Praveen Jagwani, CEO, UTI International
How foreign investors are looking at India?
India is not on their radar because they are too much consumed by the excitement of the tech rally, the magnificent 7 or now the magnificent 10, there is no bandwidth for them to evaluate any other market or asset class. They have been rewarded so much by the rally in US equities. They have not lost anything by missing out on India. In last two years, FPI flows have been net negative and India’s equity market has gone sideways. Even if they had invested, they would not have gained much. India is still trading at 22 times its earning against the long term average of 17. In contrast, US equity markets are near to all-time highs.
India is not a big portion of global indices. America’s market cap is 49 per cent of the global market cap and its weight in MSCI’s All Country World Index is 65 per cent. In contrast, India’s market cap of roughly $5 trillion is 4 per cent of the global market cap, but its weight in the index ACWI is only 2 per cent. The world is investing only 66 basis points in India against its ACWI weightage of 2 per cent. The entire FPI investment of $820 billion in India is only 66 basis points of the total market cap of the world. India is underinvested mostly because it is not a tech play. Investors are interested only AI, rare earths, R&D in tech, chips and data centres. So India is in the shadows.
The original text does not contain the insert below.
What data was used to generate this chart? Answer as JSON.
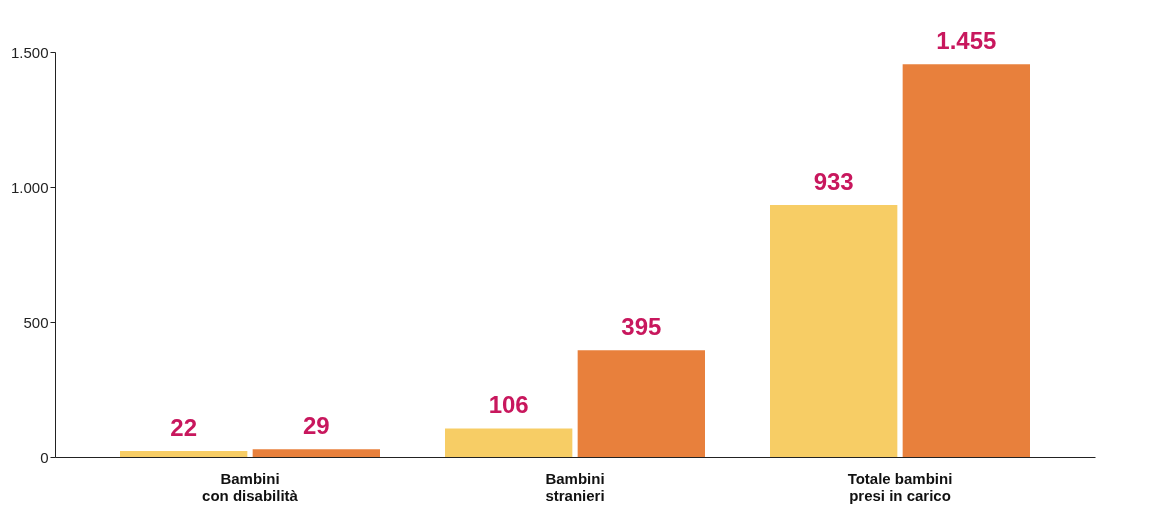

Is the AI boom similar to dotcom burst?
It is obvious that the math does not add up. The investments gone into creating infrastructure for AI and data centres will be remunerative only if the returns from top tech companies – Meta, Microsoft, Open AI, Oracle – touch almost $4 trillion. It is not going to happen in a hurry. The world is willing to be fooled by business models like open AI. An open AI company that has no profits claiming a valuation of a trillion dollars in IPO and the world believes that is fair. The frothy bubble. may continue for a few more months because I do not yet see the catalyst that will prick this bubble. An early investor in an open AI company revealed that it is losing $12 billion on its 33 per cent stake. If one-third of the company is losing that much, then the overall loss of the company may be three times. However, investment bankers and tech experts are convinced that this kind of company deserves a trillion-dollar valuation.
Is UTI International attracting investment from overseas?
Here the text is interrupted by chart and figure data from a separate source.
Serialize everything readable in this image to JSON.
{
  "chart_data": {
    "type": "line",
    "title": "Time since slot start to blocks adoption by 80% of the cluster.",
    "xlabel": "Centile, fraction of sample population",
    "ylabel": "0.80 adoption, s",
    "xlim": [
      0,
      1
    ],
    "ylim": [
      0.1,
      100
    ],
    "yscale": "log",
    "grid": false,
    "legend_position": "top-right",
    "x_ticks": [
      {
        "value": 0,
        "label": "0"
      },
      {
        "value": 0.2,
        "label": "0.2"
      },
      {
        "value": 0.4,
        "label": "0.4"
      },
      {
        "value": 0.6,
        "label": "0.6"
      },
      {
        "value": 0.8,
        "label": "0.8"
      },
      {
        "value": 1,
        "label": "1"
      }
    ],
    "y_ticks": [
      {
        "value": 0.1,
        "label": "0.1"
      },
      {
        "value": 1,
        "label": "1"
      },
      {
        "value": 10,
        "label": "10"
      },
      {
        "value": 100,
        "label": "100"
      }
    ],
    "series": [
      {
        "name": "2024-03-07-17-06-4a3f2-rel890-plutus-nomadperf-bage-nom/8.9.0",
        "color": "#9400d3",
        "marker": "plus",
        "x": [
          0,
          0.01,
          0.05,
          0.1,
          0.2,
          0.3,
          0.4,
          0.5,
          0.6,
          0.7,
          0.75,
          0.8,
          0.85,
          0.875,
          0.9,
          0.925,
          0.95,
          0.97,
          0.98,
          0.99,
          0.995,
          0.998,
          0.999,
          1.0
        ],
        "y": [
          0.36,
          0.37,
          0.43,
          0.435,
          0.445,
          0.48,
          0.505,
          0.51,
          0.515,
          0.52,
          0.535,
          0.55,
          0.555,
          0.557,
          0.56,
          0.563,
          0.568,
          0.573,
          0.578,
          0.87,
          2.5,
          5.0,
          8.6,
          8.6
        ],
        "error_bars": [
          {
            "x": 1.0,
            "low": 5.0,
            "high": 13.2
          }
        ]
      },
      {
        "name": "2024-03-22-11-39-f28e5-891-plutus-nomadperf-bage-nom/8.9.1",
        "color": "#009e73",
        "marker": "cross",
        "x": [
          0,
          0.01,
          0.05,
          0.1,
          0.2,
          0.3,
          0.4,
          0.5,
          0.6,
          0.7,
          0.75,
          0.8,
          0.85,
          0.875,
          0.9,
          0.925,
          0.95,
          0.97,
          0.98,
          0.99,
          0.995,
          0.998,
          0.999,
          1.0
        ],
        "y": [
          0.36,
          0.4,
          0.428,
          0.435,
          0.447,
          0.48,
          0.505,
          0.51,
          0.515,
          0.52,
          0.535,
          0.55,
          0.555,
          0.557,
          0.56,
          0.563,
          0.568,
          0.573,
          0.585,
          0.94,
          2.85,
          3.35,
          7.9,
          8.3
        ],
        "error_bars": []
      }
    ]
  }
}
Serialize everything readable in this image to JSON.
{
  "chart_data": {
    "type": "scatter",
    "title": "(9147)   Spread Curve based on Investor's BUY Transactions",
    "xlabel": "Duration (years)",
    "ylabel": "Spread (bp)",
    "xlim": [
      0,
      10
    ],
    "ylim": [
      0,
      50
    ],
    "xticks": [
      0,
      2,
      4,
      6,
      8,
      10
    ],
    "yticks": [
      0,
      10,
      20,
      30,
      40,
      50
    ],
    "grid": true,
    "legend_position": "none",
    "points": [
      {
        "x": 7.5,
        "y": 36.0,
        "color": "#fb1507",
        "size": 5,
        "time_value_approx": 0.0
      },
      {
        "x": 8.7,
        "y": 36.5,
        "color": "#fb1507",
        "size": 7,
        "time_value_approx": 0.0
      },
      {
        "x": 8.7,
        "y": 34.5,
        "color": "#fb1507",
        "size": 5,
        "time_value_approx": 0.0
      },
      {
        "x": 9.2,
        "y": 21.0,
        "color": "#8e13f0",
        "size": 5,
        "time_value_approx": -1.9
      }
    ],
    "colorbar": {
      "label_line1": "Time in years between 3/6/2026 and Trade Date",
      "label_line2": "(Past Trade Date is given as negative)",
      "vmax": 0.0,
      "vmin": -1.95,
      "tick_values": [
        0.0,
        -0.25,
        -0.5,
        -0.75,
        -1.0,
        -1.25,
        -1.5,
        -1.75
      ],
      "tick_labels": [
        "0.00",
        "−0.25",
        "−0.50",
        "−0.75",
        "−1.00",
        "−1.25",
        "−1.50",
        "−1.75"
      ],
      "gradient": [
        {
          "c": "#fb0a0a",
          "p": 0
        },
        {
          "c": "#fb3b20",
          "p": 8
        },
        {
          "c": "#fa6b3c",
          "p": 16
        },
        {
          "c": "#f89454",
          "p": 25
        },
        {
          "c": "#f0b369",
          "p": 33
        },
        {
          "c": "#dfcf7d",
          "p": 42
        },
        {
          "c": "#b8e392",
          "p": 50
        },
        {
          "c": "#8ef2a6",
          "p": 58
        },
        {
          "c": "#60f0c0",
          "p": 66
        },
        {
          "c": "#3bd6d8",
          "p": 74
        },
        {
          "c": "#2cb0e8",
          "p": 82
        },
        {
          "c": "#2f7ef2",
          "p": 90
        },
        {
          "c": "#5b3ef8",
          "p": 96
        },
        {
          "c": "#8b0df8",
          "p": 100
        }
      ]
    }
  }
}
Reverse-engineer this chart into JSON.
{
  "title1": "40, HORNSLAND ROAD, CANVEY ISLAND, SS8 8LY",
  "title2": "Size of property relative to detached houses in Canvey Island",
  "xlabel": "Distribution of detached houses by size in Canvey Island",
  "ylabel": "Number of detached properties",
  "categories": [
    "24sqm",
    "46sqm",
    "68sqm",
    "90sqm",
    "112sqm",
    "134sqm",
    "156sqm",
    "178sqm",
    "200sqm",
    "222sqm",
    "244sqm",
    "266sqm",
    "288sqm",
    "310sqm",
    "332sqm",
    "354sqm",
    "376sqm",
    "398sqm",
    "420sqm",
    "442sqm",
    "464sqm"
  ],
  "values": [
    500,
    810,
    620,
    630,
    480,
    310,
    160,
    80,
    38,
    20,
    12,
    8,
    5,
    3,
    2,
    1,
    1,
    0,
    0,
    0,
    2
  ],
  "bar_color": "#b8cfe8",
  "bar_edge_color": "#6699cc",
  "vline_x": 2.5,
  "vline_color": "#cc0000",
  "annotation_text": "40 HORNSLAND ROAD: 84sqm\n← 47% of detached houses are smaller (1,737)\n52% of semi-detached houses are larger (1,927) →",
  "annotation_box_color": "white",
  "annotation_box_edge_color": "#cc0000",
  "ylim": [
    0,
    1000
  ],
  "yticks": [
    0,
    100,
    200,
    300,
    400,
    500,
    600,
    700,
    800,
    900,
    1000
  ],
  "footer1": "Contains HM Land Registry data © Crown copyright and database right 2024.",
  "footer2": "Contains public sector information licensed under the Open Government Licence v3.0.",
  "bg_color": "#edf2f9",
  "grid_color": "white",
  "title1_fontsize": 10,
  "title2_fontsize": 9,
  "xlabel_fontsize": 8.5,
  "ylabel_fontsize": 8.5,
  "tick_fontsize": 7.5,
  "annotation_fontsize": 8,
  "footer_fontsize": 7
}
We helps global investors from 41 countries to invest in India, based on its long term story based on growing middle-class and a consumption boom. Year to date, we would have received an inflow of about $100 million from Europe, UK, the GCC, Japan and Singapore and returns have been flat. We have asset under management of about ₹27,000 crore and our target is to double in next three years as corporate earnings improve and valuations become more normalised.
Do you see a reversal in FPI flows in India?
Flows into India will pick up only if the US markets fall sharply. Some of the flow that was directed to emerging markets has flown to India as it is 17 per cent of the EM index. The flow to emerging markets were also AI related plays such as semiconductor play in Taiwan, Korea and rare earths in China.
Will India attracting investments in semiconduct and semiconductor impress FPIs?
Whatever investments are being made in India are too little and too late to be meaningfully competitive on a global platform. Interest on India will return only if the US markets correct. S&P 500 has largely been a momentum play and to that extent, India is a contrarian play.
Will US Fed cut rates?
The Fed is in a trap. The single biggest reason that the S&P is at lifetime highs is the incessant infusion of liquidity in the system for the last 14 years. Ever since the financial crisis of 2008 the Fed has been pumping in liquidity and its balance sheet grew from $3.6 trillion to $9 trillion. It came off to about $7 trillion, but that is still twice the size of the Fed balance sheet in 2008. All that money has gone to create asset bubbles in real estate and equity markets. If Fed embarks on quantitative easing in December, the equity markets will rise even higher and the bubble will not burst. The common man in America is finding it difficult to make ends meet. The top 20-30 per cent is just about managing their consumption, and the bottom 50 per cent is positively struggling. The most relevant thing is $2,000 helicopter money that Trump is promising. People will live out it for 2-4 months. If the Fed increases rates, it will hurt the already weak economy and if it cuts it will be inflationary.